Reinard L. Meo mengingatkan pentingnya media massa ‘menyesuaikan’ diri dengan gerak zaman. Media massa cetak harus segera melakukan ‘revolusi internal’.
Oleh: Reinard L. Meo
Media-media klasik kita banyak yang akhirnya mati. Tabloid Bola sudah, beberapa koran bertiras besar juga sudah; sungguh menyayat hati. Artikel lama ini saya segarkan kembali sebagai semacam awasan bagi kita.
Alasan-alasan fundamental, di atasnya saya mendirikan bangunan artikel ini ialah (a)kecintaan saya pada media massa, (b)keyakinan saya bahwa media massa masih merupakan pilar keempat demokrasi, dan (c)sedikit pesimisme, sehingga artikel ini berakhir dengan beberapa anjuran kecil.
Slowness dan Quickness
Kompas, Minggu, 15 Maret 2015, hlm. 27, dalam rangka memaknai ASEAN Literary Festival yang kembali digelar di Jakarta, 15 – 22 Maret 2015, Bre Redana menurunkan sebuah catatan dengan judul, “Media, Sastra, Debat, dan Kritik Sastra”.
Bre melaporkan, di samping pertunjukkan dan workshop, diskusi juga dibuat. Rupanya, hemat saya, era kita kini mesti ditandai dengan semakin banyaknya momen untuk berdiskusi, yang tidak lain merupakan ajang perjumpaan pelbagai ide dan argumentasi, demi penyelesaian aneka problem yang tak terpisahkan dari setiap individu dan masyarakat.
Tanpa bermaksud mengeliminasi pokok-pokok seputar sastra, debat, dan kritik sastra, dalam artikel ini saya hanya mengambil gagasan Bre tentang distingsi media massa dulu dan kini. Dalam elaborasinya, Bre memberi kita signal signifikan, dengan berfokus pada media cetak kita saat ini. Yang jelas, para pekerja media sekarang merasakan kian sulitnya media cetak menyelenggarakan fungsi yang pada puluhan tahun silam dapat dipresentasikan dengan enteng. Hal ini tidak dapat dimungkiri sebagai efek logis dari derasnya arus digitalisasi.
Dalam totalitas prosesnya, mulai dari penyuntingan, pengaturan, perwajahan, penilaian melalui mock-up sebelum naik cetak, sampai proses di mesin cetak itu sendiri, pada zaman kontemporer ini bolehlah disebut sebagai produk kelambanan, keleletan, atau slowness. Hal ini benderang, tegas Bre, guna membedakannya dengan proses yang diproduksi lewat media digital.
Digitalisasi bersifat segera, gesit, tak kenal lelet, atau quickness, dan memang demikianlah yang didambakan manusia-manusia (post)-modern.
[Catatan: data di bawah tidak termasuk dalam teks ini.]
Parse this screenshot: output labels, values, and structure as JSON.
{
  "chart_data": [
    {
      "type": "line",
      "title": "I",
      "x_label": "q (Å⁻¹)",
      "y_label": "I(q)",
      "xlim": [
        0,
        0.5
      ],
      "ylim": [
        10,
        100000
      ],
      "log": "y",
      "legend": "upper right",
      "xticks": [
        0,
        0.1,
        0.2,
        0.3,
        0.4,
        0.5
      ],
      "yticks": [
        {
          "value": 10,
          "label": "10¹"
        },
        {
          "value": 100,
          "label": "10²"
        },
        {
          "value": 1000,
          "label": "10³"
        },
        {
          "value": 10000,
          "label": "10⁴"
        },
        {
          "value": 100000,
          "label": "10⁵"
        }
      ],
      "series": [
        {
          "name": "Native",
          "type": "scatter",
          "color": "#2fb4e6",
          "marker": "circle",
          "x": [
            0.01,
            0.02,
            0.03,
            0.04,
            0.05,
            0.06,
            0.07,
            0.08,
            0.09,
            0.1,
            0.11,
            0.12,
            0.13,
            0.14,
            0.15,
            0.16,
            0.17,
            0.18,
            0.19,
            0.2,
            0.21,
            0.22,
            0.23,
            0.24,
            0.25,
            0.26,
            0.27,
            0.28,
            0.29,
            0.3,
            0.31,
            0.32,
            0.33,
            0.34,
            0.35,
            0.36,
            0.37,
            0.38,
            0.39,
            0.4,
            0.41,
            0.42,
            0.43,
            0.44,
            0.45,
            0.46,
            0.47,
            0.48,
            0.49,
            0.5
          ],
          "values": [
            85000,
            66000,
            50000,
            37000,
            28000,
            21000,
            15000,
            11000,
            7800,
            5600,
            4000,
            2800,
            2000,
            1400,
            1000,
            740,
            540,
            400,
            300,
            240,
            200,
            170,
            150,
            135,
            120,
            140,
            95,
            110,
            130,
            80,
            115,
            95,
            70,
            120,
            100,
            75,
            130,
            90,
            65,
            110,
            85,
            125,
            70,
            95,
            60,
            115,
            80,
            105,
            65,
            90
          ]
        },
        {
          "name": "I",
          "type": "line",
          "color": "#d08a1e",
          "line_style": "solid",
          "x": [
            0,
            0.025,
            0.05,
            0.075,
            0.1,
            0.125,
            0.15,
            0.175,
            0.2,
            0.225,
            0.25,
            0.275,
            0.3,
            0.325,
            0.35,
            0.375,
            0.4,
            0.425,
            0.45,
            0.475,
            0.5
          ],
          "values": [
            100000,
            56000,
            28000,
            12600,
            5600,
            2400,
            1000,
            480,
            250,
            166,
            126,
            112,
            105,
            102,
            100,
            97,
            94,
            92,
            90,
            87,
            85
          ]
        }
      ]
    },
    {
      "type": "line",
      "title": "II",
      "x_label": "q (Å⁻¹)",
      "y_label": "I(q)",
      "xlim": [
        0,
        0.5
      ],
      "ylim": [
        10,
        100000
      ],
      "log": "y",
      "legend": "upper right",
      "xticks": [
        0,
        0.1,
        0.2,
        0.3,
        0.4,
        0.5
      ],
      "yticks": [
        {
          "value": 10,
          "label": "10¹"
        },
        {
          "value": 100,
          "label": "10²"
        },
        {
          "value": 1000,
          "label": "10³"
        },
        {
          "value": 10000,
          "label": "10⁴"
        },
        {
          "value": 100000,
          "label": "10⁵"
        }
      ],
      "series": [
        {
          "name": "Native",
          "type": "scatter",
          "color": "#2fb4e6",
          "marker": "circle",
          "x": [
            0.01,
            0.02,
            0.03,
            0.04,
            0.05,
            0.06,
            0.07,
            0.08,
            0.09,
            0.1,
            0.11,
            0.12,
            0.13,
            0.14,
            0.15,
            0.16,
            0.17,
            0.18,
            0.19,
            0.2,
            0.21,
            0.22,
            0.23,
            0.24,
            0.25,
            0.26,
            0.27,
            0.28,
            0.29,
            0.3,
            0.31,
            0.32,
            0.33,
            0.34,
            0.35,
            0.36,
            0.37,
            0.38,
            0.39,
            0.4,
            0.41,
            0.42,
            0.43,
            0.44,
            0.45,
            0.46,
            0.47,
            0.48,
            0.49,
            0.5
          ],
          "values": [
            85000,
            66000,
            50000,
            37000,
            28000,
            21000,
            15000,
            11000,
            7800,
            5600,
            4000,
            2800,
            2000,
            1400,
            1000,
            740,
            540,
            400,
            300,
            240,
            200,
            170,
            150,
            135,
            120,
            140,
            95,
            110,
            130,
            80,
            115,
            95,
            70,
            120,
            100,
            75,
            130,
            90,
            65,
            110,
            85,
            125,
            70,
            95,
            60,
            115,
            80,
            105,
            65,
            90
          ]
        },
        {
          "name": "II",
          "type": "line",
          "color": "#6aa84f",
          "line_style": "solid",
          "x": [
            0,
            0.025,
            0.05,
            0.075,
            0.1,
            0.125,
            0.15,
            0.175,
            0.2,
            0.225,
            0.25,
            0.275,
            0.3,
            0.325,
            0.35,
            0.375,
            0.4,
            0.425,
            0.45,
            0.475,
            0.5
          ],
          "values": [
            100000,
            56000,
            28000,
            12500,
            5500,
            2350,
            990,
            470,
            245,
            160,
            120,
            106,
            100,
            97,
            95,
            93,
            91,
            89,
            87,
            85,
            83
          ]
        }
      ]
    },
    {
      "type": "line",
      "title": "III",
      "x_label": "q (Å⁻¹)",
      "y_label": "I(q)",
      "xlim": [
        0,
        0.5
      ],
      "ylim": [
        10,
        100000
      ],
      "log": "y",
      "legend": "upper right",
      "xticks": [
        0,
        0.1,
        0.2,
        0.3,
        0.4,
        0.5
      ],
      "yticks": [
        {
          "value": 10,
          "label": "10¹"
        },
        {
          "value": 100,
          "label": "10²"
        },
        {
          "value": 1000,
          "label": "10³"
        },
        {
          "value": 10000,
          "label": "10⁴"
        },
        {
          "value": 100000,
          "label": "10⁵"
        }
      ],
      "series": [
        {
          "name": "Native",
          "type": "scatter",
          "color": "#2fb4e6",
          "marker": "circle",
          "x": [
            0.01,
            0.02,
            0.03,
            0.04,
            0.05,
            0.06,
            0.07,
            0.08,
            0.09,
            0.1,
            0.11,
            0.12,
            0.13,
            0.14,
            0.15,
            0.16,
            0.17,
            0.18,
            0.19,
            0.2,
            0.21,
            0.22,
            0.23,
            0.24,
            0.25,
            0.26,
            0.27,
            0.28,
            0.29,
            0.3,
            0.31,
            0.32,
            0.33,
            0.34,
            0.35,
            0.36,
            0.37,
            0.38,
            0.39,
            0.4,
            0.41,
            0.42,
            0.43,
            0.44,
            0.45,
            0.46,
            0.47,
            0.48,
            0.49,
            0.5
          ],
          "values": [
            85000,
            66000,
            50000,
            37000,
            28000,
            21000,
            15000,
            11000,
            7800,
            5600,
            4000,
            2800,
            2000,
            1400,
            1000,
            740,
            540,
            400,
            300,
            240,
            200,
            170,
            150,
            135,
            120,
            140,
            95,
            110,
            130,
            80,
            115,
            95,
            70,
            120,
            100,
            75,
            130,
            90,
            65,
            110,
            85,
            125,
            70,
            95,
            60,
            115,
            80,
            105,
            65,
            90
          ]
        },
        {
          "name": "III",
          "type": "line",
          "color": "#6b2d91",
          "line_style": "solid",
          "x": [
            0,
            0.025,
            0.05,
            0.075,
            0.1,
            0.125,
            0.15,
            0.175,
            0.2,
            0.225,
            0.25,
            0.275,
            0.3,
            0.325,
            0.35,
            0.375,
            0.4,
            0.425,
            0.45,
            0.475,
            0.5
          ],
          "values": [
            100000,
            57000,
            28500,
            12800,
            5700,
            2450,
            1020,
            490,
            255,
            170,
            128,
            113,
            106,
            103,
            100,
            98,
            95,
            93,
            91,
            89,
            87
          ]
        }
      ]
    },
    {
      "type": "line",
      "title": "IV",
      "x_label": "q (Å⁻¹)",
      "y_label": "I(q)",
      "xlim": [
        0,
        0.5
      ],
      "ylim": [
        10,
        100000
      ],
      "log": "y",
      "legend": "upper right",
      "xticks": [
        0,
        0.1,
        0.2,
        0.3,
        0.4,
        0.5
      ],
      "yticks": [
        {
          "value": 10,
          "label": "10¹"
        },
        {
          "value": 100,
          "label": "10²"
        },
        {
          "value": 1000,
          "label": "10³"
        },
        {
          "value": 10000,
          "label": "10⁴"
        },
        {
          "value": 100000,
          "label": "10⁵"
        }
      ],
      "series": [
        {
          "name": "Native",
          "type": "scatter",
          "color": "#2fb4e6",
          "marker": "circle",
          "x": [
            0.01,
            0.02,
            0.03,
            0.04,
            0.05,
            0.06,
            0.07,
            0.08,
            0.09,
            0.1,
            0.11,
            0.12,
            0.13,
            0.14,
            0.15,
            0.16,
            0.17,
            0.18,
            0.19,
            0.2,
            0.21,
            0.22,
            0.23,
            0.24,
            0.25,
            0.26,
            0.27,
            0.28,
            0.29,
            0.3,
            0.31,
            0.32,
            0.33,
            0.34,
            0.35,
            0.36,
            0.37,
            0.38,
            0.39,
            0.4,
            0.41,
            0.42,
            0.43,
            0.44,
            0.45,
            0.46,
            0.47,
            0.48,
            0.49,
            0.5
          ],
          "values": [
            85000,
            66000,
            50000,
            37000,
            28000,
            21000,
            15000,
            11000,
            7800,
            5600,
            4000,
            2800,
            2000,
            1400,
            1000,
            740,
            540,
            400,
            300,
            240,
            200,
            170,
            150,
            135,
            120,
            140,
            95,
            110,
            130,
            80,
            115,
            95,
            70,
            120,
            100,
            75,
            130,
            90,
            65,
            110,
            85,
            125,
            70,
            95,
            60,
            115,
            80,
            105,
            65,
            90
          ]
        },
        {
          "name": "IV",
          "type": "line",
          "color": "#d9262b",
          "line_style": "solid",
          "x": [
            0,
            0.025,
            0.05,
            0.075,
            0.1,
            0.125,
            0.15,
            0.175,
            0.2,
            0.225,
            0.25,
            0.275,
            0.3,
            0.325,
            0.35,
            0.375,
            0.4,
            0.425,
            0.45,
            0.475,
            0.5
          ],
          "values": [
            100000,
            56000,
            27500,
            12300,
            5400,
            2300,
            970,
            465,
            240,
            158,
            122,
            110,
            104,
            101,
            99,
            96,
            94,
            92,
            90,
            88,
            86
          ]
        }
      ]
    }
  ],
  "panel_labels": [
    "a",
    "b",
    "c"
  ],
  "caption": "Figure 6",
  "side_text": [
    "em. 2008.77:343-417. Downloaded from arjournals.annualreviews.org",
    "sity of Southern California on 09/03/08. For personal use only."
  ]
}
Memberikan jawaban atas pertanyaan mengenai peranan media terhadap perputaran informasi tanpa mempertimbangkan konstelasi atau proses produksi media cetak tersebut, memang amatlah nihil. Motif dan niat, baik dari media itu sendiri, pekerja media, sampai pada khalayak secara lebih global, digerogoti oleh spirit kebergegasan, ketergesaan, sehingga tak ada waktu untuk mencerna kekinian, present time, apalagi masa lalu, past time.
Baca juga: Penetrasi Digital pada Generasi Milenial dan Urgensi Pendidikan Kritis
Semua orang semata-mata berada pada posisi siap mengambil ancang-ancang untuk sebuah ‘lomba lari’, kita semua berkemas-kemas untuk menggapai yang akan datang, the future. Bahwa setiap zaman tentu mengenal trend, kita sepakat. Hanya saja Bre membuat pembedaan. Kalau dulu sebuah tren (misalnya celana kain model trompet) bertahan selama 30-an tahun, kini (misalnya model potong rambut) survive selama 30 hari, 3 minggu, 3 hari. Ini fakta media massa kita dewasa ini, sebuah pergeseran dari slowness menuju quickness, serentak awasan bagi media-media cetak kita.
Media Massa dan Khalayak
Sebuah media disebut sebagai media massa mengandaikan pejumpaannya dengan khalayak, dengan massa rakyat. Di situ, media mempresentasikan aspek sosialitasnya. DeFleur dan Ball-Rokeach melihat pertemuan khalayak dengan media berdasarkan tiga kerangka teoretis (Jalaluddin Rakhmat, 1986, 196-197) berikut.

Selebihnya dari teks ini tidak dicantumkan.